The night hung dark and endless around them. They floated in silence for a long time while she battled with the desire to extricate herself from this awkward situation and the realization that getting back on the boat probably meant getting sick again. She chose what seemed the lesser of two evils and stayed where she was.
“So how do you know Tyler?” he asked, breaking the silence.
“He’s my lawyer. And friend.”
Cole didn’t say anything for a few moments. She sensed the unspoken question and said, “I’m also good friends with Peg. His wife.”
“Ah. So what made him think you wanted a vacation like this?”
She started to say she hadn’t wanted a vacation like this, but found herself being honest with him. “I actually talked him into selling me their tickets. I’m kind of at a crossroads. Some time away seemed like a good thing.”
“And is it?”
“I’ll file that under ‘remains to be seen’,” she said, a little surprised by the question. “I’ve taken up enough of your night. You don’t have to stay out here with me. If you want to get back on—”

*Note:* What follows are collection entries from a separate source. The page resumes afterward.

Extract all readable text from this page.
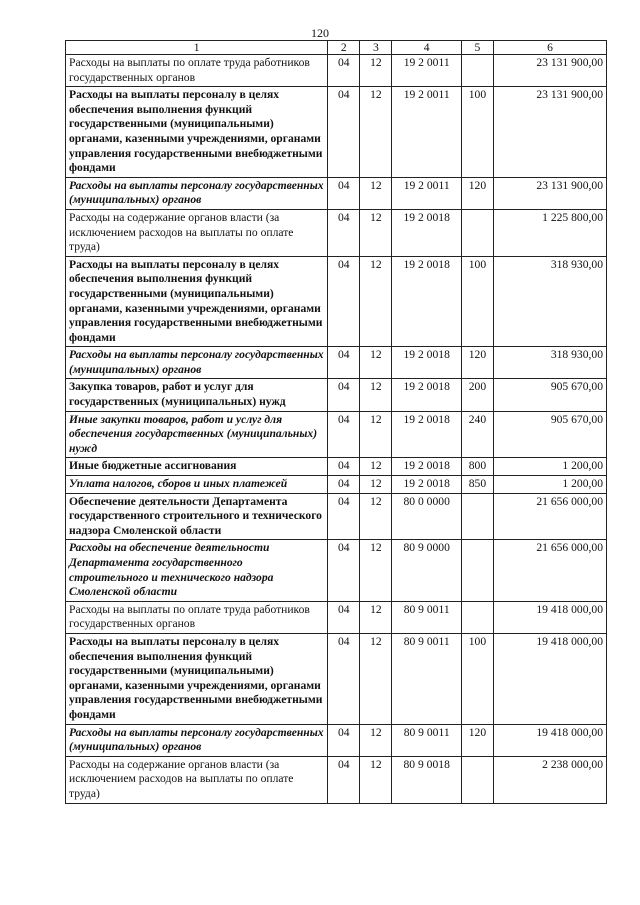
120
1	2	3	4	5	6
Расходы на выплаты по оплате труда работников государственных органов	04	12	19 2 0011		23 131 900,00
Расходы на выплаты персоналу в целях обеспечения выполнения функций государственными (муниципальными) органами, казенными учреждениями, органами управления государственными внебюджетными фондами	04	12	19 2 0011	100	23 131 900,00
Расходы на выплаты персоналу государственных (муниципальных) органов	04	12	19 2 0011	120	23 131 900,00
Расходы на содержание органов власти (за исключением расходов на выплаты по оплате труда)	04	12	19 2 0018		1 225 800,00
Расходы на выплаты персоналу в целях обеспечения выполнения функций государственными (муниципальными) органами, казенными учреждениями, органами управления государственными внебюджетными фондами	04	12	19 2 0018	100	318 930,00
Расходы на выплаты персоналу государственных (муниципальных) органов	04	12	19 2 0018	120	318 930,00
Закупка товаров, работ и услуг для государственных (муниципальных) нужд	04	12	19 2 0018	200	905 670,00
Иные закупки товаров, работ и услуг для обеспечения государственных (муниципальных) нужд	04	12	19 2 0018	240	905 670,00
Иные бюджетные ассигнования	04	12	19 2 0018	800	1 200,00
Уплата налогов, сборов и иных платежей	04	12	19 2 0018	850	1 200,00
Обеспечение деятельности Департамента государственного строительного и технического надзора Смоленской области	04	12	80 0 0000		21 656 000,00
Расходы на обеспечение деятельности Департамента государственного строительного и технического надзора Смоленской области	04	12	80 9 0000		21 656 000,00
Расходы на выплаты по оплате труда работников государственных органов	04	12	80 9 0011		19 418 000,00
Расходы на выплаты персоналу в целях обеспечения выполнения функций государственными (муниципальными) органами, казенными учреждениями, органами управления государственными внебюджетными фондами	04	12	80 9 0011	100	19 418 000,00
Расходы на выплаты персоналу государственных (муниципальных) органов	04	12	80 9 0011	120	19 418 000,00
Расходы на содержание органов власти (за исключением расходов на выплаты по оплате труда)	04	12	80 9 0018		2 238 000,00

“And leave you to the sharks?” he said.
She jerked her head up. “Sharks?”
“Just kidding,” he said. “It’s rare to see one in this area.”
She breathed a sigh of relief.
“And besides,” he added, “maybe we didn’t exactly get off on the right foot earlier, but do you really think I’d leave you out here by yourself?”
“I guess not,” she said.
“I’d be liable if anything happened to you.”
“Of course,” she said, feeling suddenly deflated by the obvious explanation.
* * *
A LITTLE OVER an hour later, Cole helped Kate back onto the boat, wondering what had possessed him to put himself in this position. She’d been sick, and his only thought had been to help her. He’d then spent a half hour in the ocean with his arm around her waist, calling himself a select range of names for getting involved. He’d never known anyone to die of seasickness, and besides if Harry had woken up and found him in the water with her, he’d never hear the end of it.